Samar Badawi + Brother Raif Badawi Remain In Saudi Arabia Dhahban Central Prison, As Saudi Arabia Disallows Any Dissent

Political activist Samar Badawi is presented with an International Women of Courage Award by U.S. Secretary of State Hillary Clinton as first lady Michelle Obama looks on during a ceremony at the State Department March 8, 2012 in Washington, DC. Alex Wong via Slate.com

Coming to grips with the horrors of Saudi Arabia’s torture of women’s activists at the same time Mohammed bin Salman bin Abdulaziz Al Saud — or MbS — lifted the ban on women driving in the kingdom is no more complicated than following the daily mental machinations of Donald Trump.

Jailing the Saudi women activists behind the women driving campaign seems irrational, but only if one fails to understand that machinations are not rational thought processes. Perhaps this is why MbS and Donald Trump have such a lovefest. It takes a self-absorbed schemer to know one, which is precisely why they end up so often hanging out together as the world’s leading autocrats.

Updating AOC two days ago about the jailed women’s activists, I zeroed in on the name Samar Badawi, knowing her to be the sister of jailed liberal blogger Raif Badawi. In 2015 Raif was sentenced to 10 years in prison and 1000 lashes for his writings. After receiving the first 50 lashes — which nearly killed him in front of the entire world — Raif Badawi has languished in Saudi prison.
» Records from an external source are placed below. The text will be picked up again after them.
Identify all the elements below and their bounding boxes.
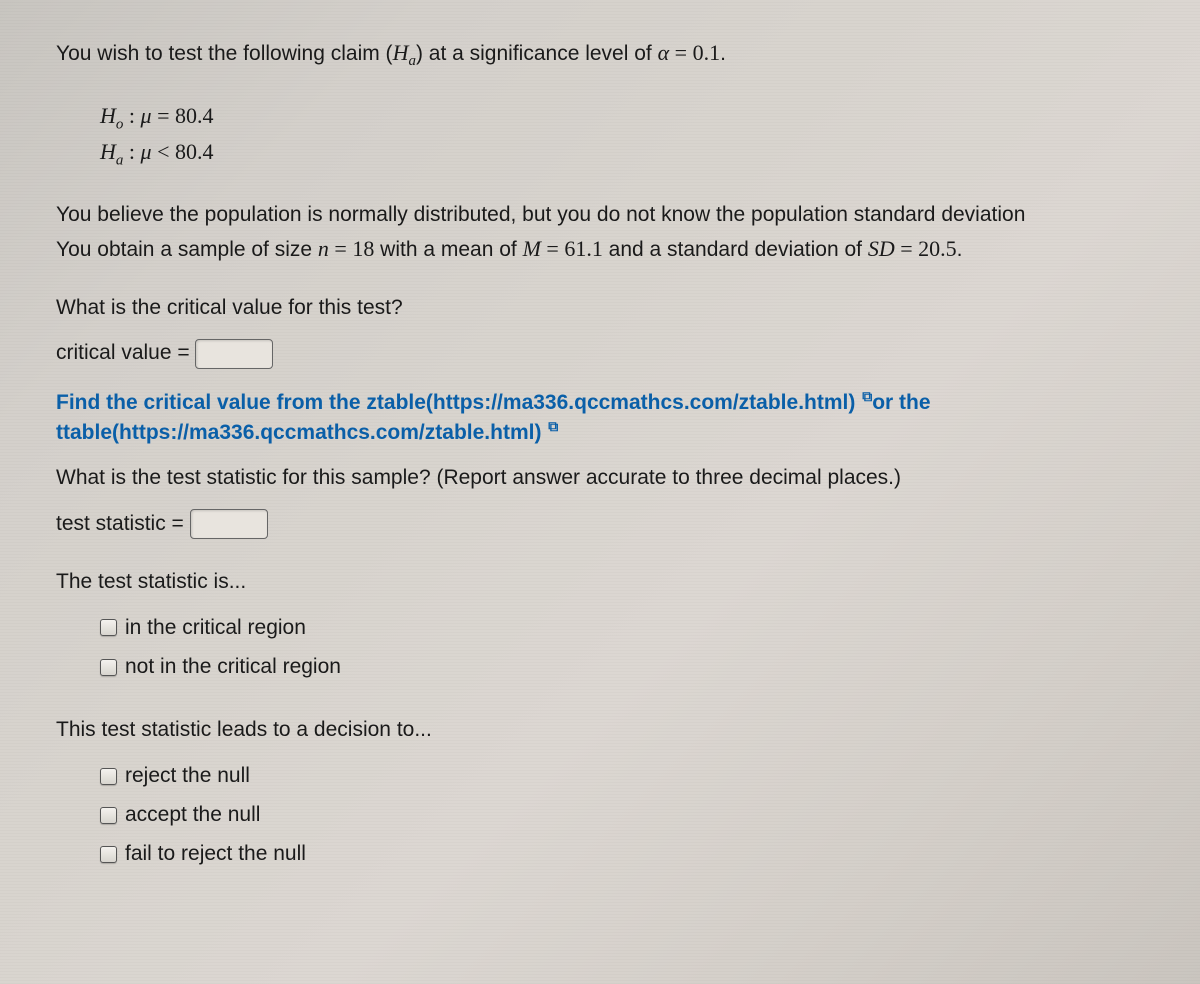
decision-option-fail[interactable]: fail to reject the null	[100, 839, 1154, 868]
text: .	[720, 42, 726, 65]
H-symbol: H	[393, 40, 409, 65]
checkbox-icon[interactable]	[100, 768, 117, 785]
a-subscript: a	[408, 53, 416, 69]
question-body: You wish to test the following claim (Ha…	[0, 0, 1200, 919]
q1-prompt: What is the critical value for this test…	[56, 293, 1154, 322]
mu: μ	[141, 139, 152, 164]
decision-option-accept[interactable]: accept the null	[100, 800, 1154, 829]
region-prompt: The test statistic is...	[56, 567, 1154, 596]
eq: =	[152, 103, 175, 128]
q2-prompt: What is the test statistic for this samp…	[56, 463, 1154, 492]
lt: <	[152, 139, 175, 164]
text: and a standard deviation of	[603, 238, 868, 261]
label: not in the critical region	[125, 655, 341, 678]
ztable-link[interactable]: ztable(https://ma336.qccmathcs.com/ztabl…	[366, 391, 855, 414]
SD: SD	[868, 236, 895, 261]
or-text: or the	[872, 391, 930, 414]
text: Find the critical value from the	[56, 391, 366, 414]
dot: .	[957, 238, 963, 261]
test-statistic-input[interactable]	[190, 509, 268, 539]
region-options: in the critical region not in the critic…	[100, 613, 1154, 682]
n-value: 18	[352, 236, 374, 261]
hypotheses: Ho : μ = 80.4 Ha : μ < 80.4	[100, 100, 1154, 172]
colon: :	[123, 103, 140, 128]
equals: =	[669, 40, 692, 65]
external-link-icon: ⧉	[862, 387, 872, 407]
eq: =	[541, 236, 564, 261]
checkbox-icon[interactable]	[100, 807, 117, 824]
checkbox-icon[interactable]	[100, 619, 117, 636]
alpha-symbol: α	[658, 40, 670, 65]
H: H	[100, 139, 116, 164]
n: n	[318, 236, 329, 261]
region-option-not-in[interactable]: not in the critical region	[100, 652, 1154, 681]
decision-options: reject the null accept the null fail to …	[100, 761, 1154, 869]
text: You obtain a sample of size	[56, 238, 318, 261]
ttable-link[interactable]: ttable(https://ma336.qccmathcs.com/ztabl…	[56, 421, 541, 444]
q1-label: critical value =	[56, 341, 190, 364]
alt-hypothesis: Ha : μ < 80.4	[100, 136, 1154, 172]
label: fail to reject the null	[125, 842, 306, 865]
null-hypothesis: Ho : μ = 80.4	[100, 100, 1154, 136]
q1-input-row: critical value =	[56, 338, 1154, 368]
M: M	[523, 236, 541, 261]
label: accept the null	[125, 803, 260, 826]
q2-label: test statistic =	[56, 512, 184, 535]
q2-input-row: test statistic =	[56, 509, 1154, 539]
checkbox-icon[interactable]	[100, 846, 117, 863]
region-option-in[interactable]: in the critical region	[100, 613, 1154, 642]
M-value: 61.1	[564, 236, 603, 261]
text: You wish to test the following claim (	[56, 42, 393, 65]
decision-option-reject[interactable]: reject the null	[100, 761, 1154, 790]
label: in the critical region	[125, 616, 306, 639]
eq: =	[329, 236, 352, 261]
belief-line1: You believe the population is normally d…	[56, 200, 1154, 229]
H: H	[100, 103, 116, 128]
belief-line2: You obtain a sample of size n = 18 with …	[56, 234, 1154, 265]
mu: μ	[141, 103, 152, 128]
colon: :	[123, 139, 140, 164]
text: with a mean of	[374, 238, 522, 261]
val: 80.4	[175, 103, 214, 128]
eq: =	[895, 236, 918, 261]
val: 80.4	[175, 139, 214, 164]
external-link-icon: ⧉	[548, 417, 558, 437]
decision-prompt: This test statistic leads to a decision …	[56, 715, 1154, 744]
checkbox-icon[interactable]	[100, 659, 117, 676]
intro-line: You wish to test the following claim (Ha…	[56, 38, 1154, 72]
link-instructions: Find the critical value from the ztable(…	[56, 387, 1154, 448]
text: ) at a significance level of	[416, 42, 658, 65]
critical-value-input[interactable]	[195, 339, 273, 369]
SD-value: 20.5	[918, 236, 957, 261]
label: reject the null	[125, 764, 250, 787]
alpha-value: 0.1	[693, 40, 721, 65]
Women activists arrested in Saudi Arabia include Loujain al-Hathloul, who I considered to be a major face behind the driving ban. Samar Badawi has campaigned for years against the most discriminatory of all the Saudi laws against women’s rights — as if it’s possible to enumerate them in order. Badawi opposes against the male guardianship system, under which women require the permission of a male relative to travel, marry, or work in certain jobs. In this article ‘Saudi Arabia: Where Fathers Rule and Courts Oblige’, Human Rights Watch details the mutual litigation of Badawi and her father against each other.

It was for this work that Samar Badawi received the US State Department International Women of Courage Award in 2012, when Hillary Clinton was Secretary of State. Note that Waleed Abu-al-Khair, Samar’s former husband and Raif Badawi’s lawyer, is also jailed for 15 years.
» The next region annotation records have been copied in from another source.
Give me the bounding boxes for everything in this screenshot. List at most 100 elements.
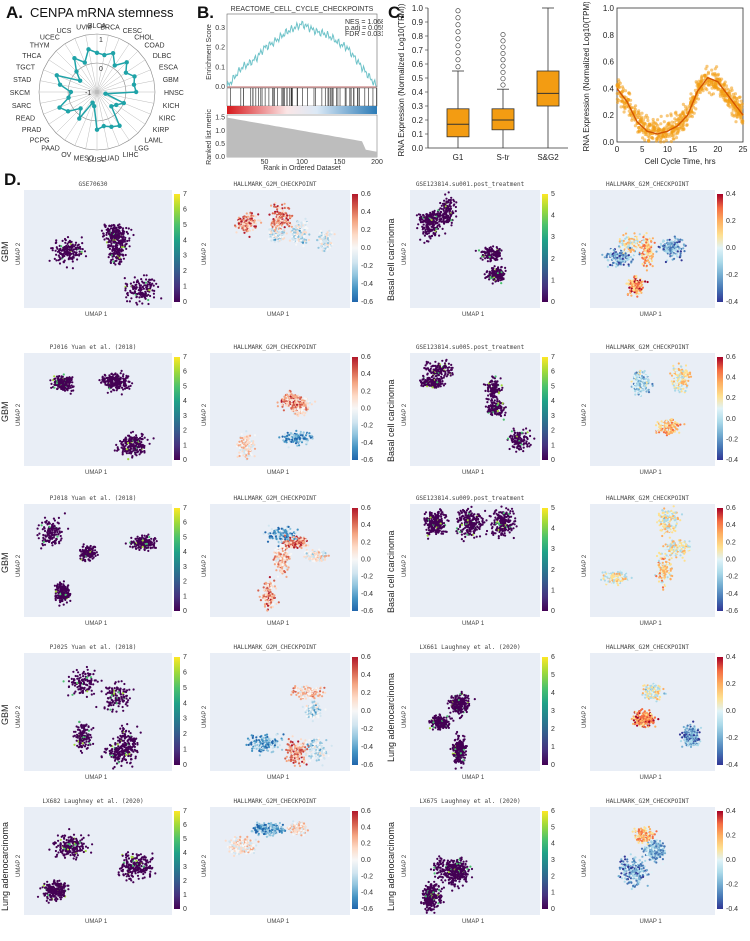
umap-cell-point: [674, 237, 677, 240]
gsea-bottom-ytick: 0.5: [215, 141, 225, 148]
umap-y-label: UMAP 2: [402, 242, 408, 265]
umap-cell-point: [498, 271, 501, 274]
gsea-ytick: 0.3: [215, 25, 225, 32]
gsea-bottom-ytick: 1.0: [215, 128, 225, 135]
umap-cell-point: [120, 442, 123, 445]
umap-cell-point: [618, 238, 621, 241]
umap-cell-point: [260, 221, 263, 224]
umap-cell-point: [626, 256, 629, 259]
scatter-point: [659, 122, 663, 126]
umap-cell-point: [636, 238, 639, 241]
umap-cell-point: [425, 221, 428, 224]
umap-cell-point: [109, 252, 112, 255]
umap-cell-point: [609, 263, 612, 267]
umap-cell-point: [148, 283, 152, 286]
box-category-label: S-tr: [497, 153, 510, 162]
umap-cell-point: [328, 237, 331, 240]
umap-cell-point: [142, 281, 145, 284]
scatter-ylabel: RNA Expression (Normalized Log10(TPM)): [582, 2, 591, 151]
box-ytick-label: 0.2: [412, 116, 424, 125]
umap-cell-point: [113, 225, 116, 228]
umap-cell-point: [303, 399, 306, 402]
umap-cell-point: [246, 222, 249, 225]
scatter-point: [701, 87, 705, 91]
umap-cell-point: [302, 431, 305, 434]
umap-cell-point: [63, 237, 67, 241]
umap-cell-point: [123, 277, 126, 280]
umap-cell-point: [309, 436, 312, 439]
umap-cell-point: [267, 238, 270, 241]
umap-colorbar-tick: -0.2: [361, 263, 373, 270]
umap-cell-point: [60, 245, 63, 248]
umap-cell-point: [641, 240, 644, 243]
umap-cell-point: [479, 257, 482, 260]
umap-cell-point: [242, 229, 245, 232]
umap-cell-point: [448, 203, 451, 206]
umap-cell-point: [286, 431, 289, 434]
umap-cell-point: [680, 259, 683, 262]
umap-cell-point: [112, 260, 115, 263]
umap-cell-point: [281, 219, 284, 222]
scatter-point: [666, 121, 671, 125]
umap-cell-point: [76, 253, 79, 257]
umap-cell-point: [632, 286, 635, 289]
scatter-point: [730, 111, 734, 115]
umap-cell-point: [304, 439, 308, 442]
radar-point: [101, 123, 106, 129]
umap-cell-point: [601, 253, 604, 256]
umap-cell-point: [135, 449, 138, 452]
panel-d-label: D.: [4, 170, 21, 189]
umap-cell-point: [494, 270, 498, 273]
scatter-point: [656, 128, 660, 133]
umap-cell-point: [116, 446, 119, 449]
umap-colorbar-tick: 0.0: [726, 245, 736, 252]
umap-cell-point: [323, 244, 326, 247]
umap-cell-point: [275, 229, 279, 232]
scatter-point: [656, 124, 660, 128]
box-outlier: [500, 82, 506, 88]
umap-cell-point: [622, 245, 625, 248]
umap-cell-point: [125, 448, 128, 451]
umap-cell-point: [274, 228, 277, 231]
umap-cell-point: [440, 217, 443, 220]
umap-cell-point: [148, 278, 151, 281]
scatter-point: [698, 90, 702, 95]
scatter-point: [690, 110, 694, 114]
umap-cell-point: [110, 242, 113, 245]
umap-cell-point: [498, 247, 501, 251]
umap-cell-point: [101, 378, 104, 381]
umap-cell-point: [81, 242, 84, 245]
radar-point: [72, 56, 77, 61]
umap-cell-point: [117, 237, 120, 240]
umap-x-label: UMAP 1: [85, 470, 108, 476]
umap-cell-point: [121, 450, 124, 453]
umap-cell-point: [115, 443, 118, 446]
umap-cell-point: [481, 258, 484, 261]
umap-cell-point: [128, 387, 131, 390]
umap-cell-point: [74, 241, 78, 244]
umap-cell-point: [305, 408, 308, 411]
umap-cell-point: [638, 287, 641, 290]
scatter-point: [674, 118, 678, 122]
scatter-point: [711, 83, 715, 87]
umap-cell-point: [631, 283, 634, 286]
umap-cell-point: [294, 228, 297, 231]
scatter-point: [713, 86, 717, 90]
umap-cell-point: [648, 257, 651, 260]
umap-cell-point: [107, 230, 110, 233]
umap-cell-point: [500, 257, 503, 260]
umap-cell-point: [281, 238, 285, 241]
umap-cell-point: [606, 265, 609, 268]
umap-cell-point: [111, 382, 114, 385]
umap-cell-point: [636, 285, 639, 288]
umap-cell-point: [119, 380, 122, 383]
umap-cell-point: [127, 458, 130, 461]
umap-cell-point: [644, 280, 647, 283]
box-ytick-label: 0.0: [412, 144, 424, 153]
scatter-point: [667, 132, 671, 136]
scatter-point: [670, 130, 674, 134]
umap-cell-point: [69, 257, 72, 260]
umap-cell-point: [243, 226, 246, 229]
umap-cell-point: [500, 282, 503, 285]
umap-cell-point: [439, 210, 442, 213]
Writing for the New York Times in December 2018, Katherine Zoepf reported on her November 2015 visit to Saudi Arabia and time spent with marketing consultant and human rights activist Fahad al-Fahad. Referencing the unwillingness of Donald Trump to indicate any willingness to hold Mohammed bin Salman bin Abdulaziz Al Saud — or MbS — responsible for human rights abuses, especially in light of the assassination of Jamal Khashoggi, Zoepf says that the crackdown on dissent in Saudi Arabia is worse than it’s been in decades.

But despite continuing anger over Mr. Khashoggi’s fate, too little attention is being paid to the crown prince’s treatment of dissidents inside the kingdom, who often lack the resources to consider lives in exile, and who are now being imprisoned in record numbers. More than 2,600 Saudi dissidents, including prominent scientists, writers, lawyers and women’s rights campaigners, are in detention in Saudi Arabia, according to Prisoners of Conscience, a Saudi group that tracks political prisoners. Most were convicted under the kingdom’s counterterrorism laws, receiving sentences for such nonviolent offenses as “criticizing the royal court” and “ridiculing religious figures.” Few of these people are as well known in Western capitals as Mr. Khashoggi was, but their stories are no less important.

Saudi Arabia was not always like this. Viewed from afar, Saudi kings may look like one long, undifferentiated line of autocrats. But the degree to which dissent is tolerated has fluctuated over time, depending on the temperament of the ruler and the pressures he faces.